OpenAI has confidentially filed draft paperwork with the U.S. Securities and Exchange Commission for an initial public offering, the company confirmed, taking its first formal step toward a stock-market debut that could rank among the largest in history. The maker of ChatGPT submitted a confidential draft S-1, with Goldman Sachs, Morgan Stanley and JPMorgan leading the offering.
The disclosure, confirmed publicly on Monday, sets the stage for a listing analysts expect to value OpenAI well above $1 trillion.
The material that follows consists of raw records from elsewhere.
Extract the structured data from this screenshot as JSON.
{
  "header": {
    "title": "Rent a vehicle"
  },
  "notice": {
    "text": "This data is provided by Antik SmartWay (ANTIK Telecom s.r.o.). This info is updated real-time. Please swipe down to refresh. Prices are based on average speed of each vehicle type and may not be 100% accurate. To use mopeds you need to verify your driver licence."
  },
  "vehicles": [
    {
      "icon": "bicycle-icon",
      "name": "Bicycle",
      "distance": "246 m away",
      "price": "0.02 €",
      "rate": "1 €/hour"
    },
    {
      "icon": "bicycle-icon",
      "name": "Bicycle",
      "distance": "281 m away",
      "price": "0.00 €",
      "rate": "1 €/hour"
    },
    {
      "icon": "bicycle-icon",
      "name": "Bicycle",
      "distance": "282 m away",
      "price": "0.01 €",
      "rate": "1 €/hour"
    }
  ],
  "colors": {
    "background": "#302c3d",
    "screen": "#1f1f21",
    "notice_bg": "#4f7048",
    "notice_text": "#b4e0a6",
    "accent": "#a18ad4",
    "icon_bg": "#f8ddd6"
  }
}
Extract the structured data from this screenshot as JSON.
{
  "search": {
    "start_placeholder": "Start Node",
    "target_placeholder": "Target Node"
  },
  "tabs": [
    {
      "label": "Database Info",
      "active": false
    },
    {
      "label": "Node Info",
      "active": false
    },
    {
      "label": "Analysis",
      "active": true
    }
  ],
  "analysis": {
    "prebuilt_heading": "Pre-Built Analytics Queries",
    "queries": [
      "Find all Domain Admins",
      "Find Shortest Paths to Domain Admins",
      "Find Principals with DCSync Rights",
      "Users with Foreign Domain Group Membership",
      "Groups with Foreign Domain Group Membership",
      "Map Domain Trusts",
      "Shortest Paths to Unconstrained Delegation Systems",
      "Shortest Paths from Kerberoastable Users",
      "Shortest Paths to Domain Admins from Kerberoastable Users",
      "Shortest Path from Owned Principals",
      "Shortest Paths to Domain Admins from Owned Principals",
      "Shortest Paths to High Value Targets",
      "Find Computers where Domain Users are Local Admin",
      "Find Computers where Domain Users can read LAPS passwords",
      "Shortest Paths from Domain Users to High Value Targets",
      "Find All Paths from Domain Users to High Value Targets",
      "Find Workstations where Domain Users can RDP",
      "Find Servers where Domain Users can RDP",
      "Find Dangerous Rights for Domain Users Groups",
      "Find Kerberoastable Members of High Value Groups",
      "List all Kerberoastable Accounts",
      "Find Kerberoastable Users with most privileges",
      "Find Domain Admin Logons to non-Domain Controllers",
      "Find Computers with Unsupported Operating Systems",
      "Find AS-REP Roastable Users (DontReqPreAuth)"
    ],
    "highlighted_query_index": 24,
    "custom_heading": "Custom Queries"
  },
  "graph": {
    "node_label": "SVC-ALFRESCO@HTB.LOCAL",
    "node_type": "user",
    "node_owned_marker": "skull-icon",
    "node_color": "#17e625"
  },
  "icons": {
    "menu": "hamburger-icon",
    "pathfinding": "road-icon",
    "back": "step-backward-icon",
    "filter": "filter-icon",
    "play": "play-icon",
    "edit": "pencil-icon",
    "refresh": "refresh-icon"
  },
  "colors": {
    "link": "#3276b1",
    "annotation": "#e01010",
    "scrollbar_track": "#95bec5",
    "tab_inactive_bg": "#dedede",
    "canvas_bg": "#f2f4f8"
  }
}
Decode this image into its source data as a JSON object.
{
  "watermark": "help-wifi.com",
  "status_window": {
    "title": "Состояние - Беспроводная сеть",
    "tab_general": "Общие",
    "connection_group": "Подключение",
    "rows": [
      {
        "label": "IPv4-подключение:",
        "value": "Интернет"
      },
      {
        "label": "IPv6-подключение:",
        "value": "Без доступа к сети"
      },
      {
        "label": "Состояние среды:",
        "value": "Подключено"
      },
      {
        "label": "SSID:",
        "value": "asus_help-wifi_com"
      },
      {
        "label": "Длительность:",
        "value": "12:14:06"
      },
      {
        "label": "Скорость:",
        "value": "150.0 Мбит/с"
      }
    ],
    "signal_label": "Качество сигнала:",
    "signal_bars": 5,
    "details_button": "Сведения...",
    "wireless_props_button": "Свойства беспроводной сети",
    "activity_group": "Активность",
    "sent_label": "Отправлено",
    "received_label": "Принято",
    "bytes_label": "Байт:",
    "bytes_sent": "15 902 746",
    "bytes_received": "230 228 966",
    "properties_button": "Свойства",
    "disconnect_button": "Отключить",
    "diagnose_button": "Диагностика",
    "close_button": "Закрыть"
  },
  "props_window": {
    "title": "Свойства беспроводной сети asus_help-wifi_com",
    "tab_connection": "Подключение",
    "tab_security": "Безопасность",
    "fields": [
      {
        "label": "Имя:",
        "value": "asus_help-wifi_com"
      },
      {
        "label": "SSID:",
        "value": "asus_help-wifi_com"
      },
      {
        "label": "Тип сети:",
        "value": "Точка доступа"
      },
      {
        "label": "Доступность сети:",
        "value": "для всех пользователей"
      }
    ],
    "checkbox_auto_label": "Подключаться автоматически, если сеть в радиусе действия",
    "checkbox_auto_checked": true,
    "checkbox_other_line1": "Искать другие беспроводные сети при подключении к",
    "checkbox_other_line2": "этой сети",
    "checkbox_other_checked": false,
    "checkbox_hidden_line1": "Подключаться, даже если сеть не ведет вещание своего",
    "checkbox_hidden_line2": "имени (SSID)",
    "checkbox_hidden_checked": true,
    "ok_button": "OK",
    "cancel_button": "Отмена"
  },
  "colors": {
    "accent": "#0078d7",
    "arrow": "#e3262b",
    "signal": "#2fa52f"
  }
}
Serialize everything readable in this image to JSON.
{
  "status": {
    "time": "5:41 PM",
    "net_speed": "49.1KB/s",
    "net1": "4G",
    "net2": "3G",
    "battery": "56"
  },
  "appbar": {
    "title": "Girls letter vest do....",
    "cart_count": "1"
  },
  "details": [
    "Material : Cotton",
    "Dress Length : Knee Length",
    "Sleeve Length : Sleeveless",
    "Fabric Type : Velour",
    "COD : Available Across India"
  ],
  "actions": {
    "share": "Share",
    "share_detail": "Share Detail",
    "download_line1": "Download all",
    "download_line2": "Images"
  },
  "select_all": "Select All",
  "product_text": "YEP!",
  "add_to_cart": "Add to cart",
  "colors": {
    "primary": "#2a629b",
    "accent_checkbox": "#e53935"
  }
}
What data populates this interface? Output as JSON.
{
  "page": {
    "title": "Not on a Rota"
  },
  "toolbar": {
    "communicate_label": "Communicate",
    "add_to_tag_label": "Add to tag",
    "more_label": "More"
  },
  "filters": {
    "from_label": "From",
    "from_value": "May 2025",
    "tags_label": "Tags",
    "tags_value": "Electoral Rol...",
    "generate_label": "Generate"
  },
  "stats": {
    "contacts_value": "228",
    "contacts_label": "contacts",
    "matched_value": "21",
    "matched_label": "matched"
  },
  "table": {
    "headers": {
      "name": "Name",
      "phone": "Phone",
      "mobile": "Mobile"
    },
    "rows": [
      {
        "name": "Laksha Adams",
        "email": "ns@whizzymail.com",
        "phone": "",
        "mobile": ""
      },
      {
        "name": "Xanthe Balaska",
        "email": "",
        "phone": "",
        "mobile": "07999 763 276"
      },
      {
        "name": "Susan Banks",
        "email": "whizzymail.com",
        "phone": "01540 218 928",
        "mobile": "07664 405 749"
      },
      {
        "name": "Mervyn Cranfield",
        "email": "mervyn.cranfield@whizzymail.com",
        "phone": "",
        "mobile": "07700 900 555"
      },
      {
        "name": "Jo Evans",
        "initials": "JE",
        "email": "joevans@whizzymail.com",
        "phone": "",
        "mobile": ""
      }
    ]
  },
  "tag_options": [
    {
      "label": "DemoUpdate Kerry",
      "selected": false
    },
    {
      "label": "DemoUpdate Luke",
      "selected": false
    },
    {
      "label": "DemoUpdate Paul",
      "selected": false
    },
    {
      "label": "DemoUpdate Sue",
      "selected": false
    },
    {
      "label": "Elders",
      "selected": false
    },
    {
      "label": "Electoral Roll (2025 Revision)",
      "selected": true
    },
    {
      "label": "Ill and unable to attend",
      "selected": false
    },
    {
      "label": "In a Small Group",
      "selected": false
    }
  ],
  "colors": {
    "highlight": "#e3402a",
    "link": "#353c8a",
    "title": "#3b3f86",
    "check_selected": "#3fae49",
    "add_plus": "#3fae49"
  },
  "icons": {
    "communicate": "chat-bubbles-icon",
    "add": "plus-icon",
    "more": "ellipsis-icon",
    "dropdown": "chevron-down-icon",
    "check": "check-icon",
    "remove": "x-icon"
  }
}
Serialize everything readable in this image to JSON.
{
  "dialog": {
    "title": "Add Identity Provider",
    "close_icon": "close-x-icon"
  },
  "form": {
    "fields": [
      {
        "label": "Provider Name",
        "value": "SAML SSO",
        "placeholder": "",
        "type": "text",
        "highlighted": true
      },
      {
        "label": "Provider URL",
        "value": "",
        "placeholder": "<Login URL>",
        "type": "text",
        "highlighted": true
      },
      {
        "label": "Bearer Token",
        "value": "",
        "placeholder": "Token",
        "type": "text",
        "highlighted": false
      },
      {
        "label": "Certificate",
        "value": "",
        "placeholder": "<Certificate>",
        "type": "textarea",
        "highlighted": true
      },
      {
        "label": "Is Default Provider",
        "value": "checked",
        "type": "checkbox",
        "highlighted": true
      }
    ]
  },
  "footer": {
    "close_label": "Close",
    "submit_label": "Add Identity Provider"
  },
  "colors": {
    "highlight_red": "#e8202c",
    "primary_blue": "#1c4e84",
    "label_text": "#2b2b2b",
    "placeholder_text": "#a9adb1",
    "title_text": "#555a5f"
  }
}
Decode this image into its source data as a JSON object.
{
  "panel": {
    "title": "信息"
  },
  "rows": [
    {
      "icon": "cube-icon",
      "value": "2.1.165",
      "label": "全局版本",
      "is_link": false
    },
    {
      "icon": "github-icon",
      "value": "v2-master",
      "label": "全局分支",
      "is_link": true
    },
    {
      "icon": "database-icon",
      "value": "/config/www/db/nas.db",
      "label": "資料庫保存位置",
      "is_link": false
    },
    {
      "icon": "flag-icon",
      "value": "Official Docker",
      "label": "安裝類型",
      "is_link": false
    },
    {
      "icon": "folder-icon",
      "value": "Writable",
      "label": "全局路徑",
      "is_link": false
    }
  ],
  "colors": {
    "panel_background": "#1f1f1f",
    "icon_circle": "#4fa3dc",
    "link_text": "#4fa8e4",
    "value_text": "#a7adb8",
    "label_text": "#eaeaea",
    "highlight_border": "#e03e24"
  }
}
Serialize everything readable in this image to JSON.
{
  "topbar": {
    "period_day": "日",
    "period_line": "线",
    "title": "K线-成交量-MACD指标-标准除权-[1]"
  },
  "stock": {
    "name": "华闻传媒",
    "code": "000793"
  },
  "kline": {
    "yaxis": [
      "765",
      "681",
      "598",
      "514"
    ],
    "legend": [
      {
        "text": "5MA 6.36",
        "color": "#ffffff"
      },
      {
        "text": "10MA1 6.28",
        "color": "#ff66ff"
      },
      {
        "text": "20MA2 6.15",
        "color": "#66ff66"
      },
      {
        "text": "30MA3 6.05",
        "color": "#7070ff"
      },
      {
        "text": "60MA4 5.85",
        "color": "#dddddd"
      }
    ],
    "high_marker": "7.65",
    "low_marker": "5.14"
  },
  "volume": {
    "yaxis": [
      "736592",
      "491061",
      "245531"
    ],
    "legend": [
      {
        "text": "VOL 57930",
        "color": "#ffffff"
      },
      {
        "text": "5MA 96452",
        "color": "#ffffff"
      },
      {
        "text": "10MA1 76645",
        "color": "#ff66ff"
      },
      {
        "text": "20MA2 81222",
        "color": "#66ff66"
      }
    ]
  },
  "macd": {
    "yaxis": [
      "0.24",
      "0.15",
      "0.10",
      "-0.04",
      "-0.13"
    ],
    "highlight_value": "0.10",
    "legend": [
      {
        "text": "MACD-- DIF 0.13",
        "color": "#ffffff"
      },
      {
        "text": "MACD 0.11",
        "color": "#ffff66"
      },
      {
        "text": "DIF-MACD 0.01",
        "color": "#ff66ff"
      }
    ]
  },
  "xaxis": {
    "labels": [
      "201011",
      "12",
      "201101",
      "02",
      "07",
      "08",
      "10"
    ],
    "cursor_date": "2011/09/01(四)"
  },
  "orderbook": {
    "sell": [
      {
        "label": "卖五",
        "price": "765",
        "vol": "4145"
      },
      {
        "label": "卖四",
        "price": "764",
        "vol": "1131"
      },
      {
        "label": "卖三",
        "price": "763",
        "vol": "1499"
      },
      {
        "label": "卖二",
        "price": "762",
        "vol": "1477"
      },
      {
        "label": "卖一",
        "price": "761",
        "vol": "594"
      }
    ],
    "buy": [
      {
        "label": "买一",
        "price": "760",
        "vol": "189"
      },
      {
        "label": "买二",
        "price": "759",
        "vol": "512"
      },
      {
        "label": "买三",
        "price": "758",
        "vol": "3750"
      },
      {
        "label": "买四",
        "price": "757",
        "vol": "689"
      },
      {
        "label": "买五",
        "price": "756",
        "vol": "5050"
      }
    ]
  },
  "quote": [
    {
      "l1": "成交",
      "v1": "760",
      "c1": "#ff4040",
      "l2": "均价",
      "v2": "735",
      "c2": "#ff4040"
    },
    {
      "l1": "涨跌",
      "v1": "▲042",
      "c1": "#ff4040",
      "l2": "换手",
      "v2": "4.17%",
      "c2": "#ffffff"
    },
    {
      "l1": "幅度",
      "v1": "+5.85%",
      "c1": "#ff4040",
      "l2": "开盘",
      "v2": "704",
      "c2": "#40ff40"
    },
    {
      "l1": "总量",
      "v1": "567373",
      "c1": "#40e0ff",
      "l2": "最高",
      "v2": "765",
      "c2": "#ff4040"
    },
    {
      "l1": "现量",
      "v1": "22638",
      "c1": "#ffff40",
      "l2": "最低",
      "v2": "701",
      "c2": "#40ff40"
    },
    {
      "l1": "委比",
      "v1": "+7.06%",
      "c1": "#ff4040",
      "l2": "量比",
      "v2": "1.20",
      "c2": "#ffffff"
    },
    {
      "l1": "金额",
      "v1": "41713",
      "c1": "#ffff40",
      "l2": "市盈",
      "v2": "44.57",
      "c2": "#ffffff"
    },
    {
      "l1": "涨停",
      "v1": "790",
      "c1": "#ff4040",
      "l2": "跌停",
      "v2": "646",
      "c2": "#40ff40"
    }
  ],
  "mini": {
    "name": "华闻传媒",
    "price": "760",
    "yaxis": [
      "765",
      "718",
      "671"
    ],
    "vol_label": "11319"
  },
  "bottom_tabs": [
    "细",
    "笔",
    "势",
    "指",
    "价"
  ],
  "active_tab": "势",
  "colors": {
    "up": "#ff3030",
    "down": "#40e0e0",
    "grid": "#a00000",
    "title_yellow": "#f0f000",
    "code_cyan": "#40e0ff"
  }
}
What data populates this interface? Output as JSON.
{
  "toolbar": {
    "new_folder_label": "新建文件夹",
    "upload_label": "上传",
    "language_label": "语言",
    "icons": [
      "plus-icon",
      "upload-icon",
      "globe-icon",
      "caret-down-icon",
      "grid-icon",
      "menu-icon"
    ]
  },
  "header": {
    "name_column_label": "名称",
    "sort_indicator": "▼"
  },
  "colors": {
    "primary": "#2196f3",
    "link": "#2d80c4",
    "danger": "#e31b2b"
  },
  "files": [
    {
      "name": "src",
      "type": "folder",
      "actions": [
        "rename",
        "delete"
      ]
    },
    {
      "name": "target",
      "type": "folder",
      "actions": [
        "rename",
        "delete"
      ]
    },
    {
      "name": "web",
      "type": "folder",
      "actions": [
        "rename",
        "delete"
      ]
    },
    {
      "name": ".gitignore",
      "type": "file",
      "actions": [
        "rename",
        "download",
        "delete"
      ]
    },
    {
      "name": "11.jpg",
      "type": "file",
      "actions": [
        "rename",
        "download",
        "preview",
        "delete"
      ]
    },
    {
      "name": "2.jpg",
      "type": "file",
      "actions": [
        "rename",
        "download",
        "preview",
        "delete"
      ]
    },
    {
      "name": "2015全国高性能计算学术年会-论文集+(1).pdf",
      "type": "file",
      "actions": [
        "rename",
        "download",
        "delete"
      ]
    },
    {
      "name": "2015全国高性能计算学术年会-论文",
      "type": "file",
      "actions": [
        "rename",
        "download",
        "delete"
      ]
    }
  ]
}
The company was valued at about $852 billion in a late-March funding round, and a public offering would test whether investors will pay a steep premium for the most prominent name in consumer artificial intelligence.
OpenAI cautioned that it has not settled on timing. A confidential filing lets a company prepare for a listing while keeping its financials private until closer to a debut, and OpenAI said it wanted the flexibility to go public sooner if conditions warrant while preserving the option to stay private longer. Some reports point to a potential listing as early as September.
The filing lands in the middle of a rush of marquee technology offerings. It came roughly a week after rival Anthropic filed confidentially at a $965 billion valuation, and just days before Elon Musk's SpaceX is due to begin trading on the Nasdaq. Together the three represent the most valuable cluster of private companies ever to approach the public markets in such a short window.
OpenAI's move also follows its restructuring into a public-benefit corporation, a step that cleared a path to raising capital from public investors while retaining its stated mission. The company has been spending heavily on computing capacity, striking multibillion-dollar agreements for chips and data-centre power to keep pace with surging demand for its models.
An IPO would mark a turning point for a company that began as a nonprofit research lab in 2015 and has since become the commercial face of the AI boom, with hundreds of millions of weekly users of ChatGPT. It would also force OpenAI to open its books to the scrutiny that comes with public ownership, including detailed disclosure of revenue, losses and the cost of the infrastructure underpinning its products.
The timing of any debut now rests with regulators and markets. The SEC review of a confidential filing can take months, and OpenAI gave no firm date, leaving open whether it will move ahead of, alongside, or behind the other AI and space giants now crowding the IPO pipeline.